Fortunately, there are various techniques for dealing with a missing connection. You can choose to link the resistor on the board to the ground or use an external 1M resistor. While the resistor discharges the capacitor on its output, which is attained in the software by temporarily shorting the output pin to the ground before measuring the sensor.
Step 3: Data Logging
You should proceed to place the capacitive probe and tensiometer into a plant pot with moist peat compost. Wait for a couple of hours to allow the system to settle and give the sensors steady readings. While doing this, you may choose to use the ESP32 development circuit board to measure the sensor outputs and then post these results to ThingSpeak.

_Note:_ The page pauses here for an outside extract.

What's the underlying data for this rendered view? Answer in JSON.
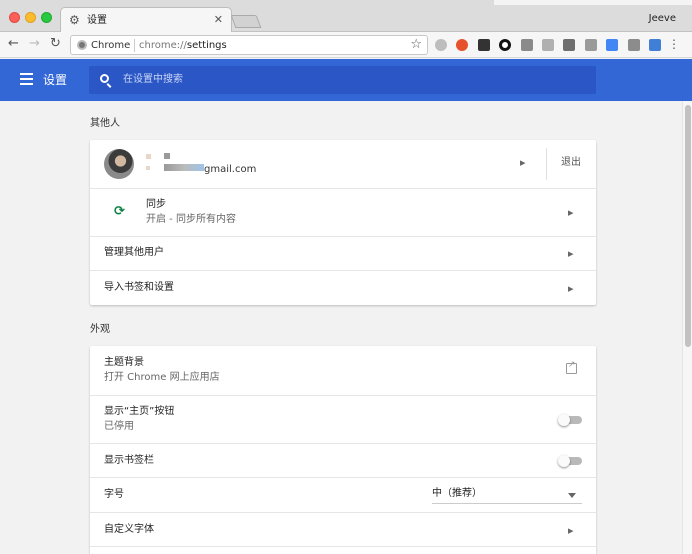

It’s easy to find the ESP32 circuit board from Chinese suppliers, and you can use numerous of these pins in measuring analog voltages. When the pressure sensors produce a signal of 5V, the voltage is split into half with two 100K resistors that prevent damage to the 3.3V ESP32. Moreover, you may choose to connect other kinds of sensors to the ESP32, so long as it matches the output signal.
Give time to the plant pot to naturally dry out and post these sensor readings to ThingSpeak after every 10 minutes. Because the ESP32 pin also incorporates GPIO pins, it’s possible to add other sensors such as humidity and temperature to provide detailed information on the environment.
Step 4: ESP32 Program
Using the Arduino IDE program, gauge the sensor outputs and then post the outcome on ThingSpeak. You may also choose to increase the basic program, which doesn’t have any error trapping or progress reporting to a serial port. Moreover, you should install your password, SSID, and API before you flash the ESP32.
After confirming the ESP32 is being powered from the USB power supply and the sensors are well connected, send the readings to ThingSpeak after every 10 minutes. You may also choose to set different read times in the program.
Learning how to calibrate the soil moisture sensor Arduino is important to determine whether watering the soil is necessary. If you didn’t know how to do this, reading through this comprehensive guide has offered you useful insights on the steps to follow when doing this.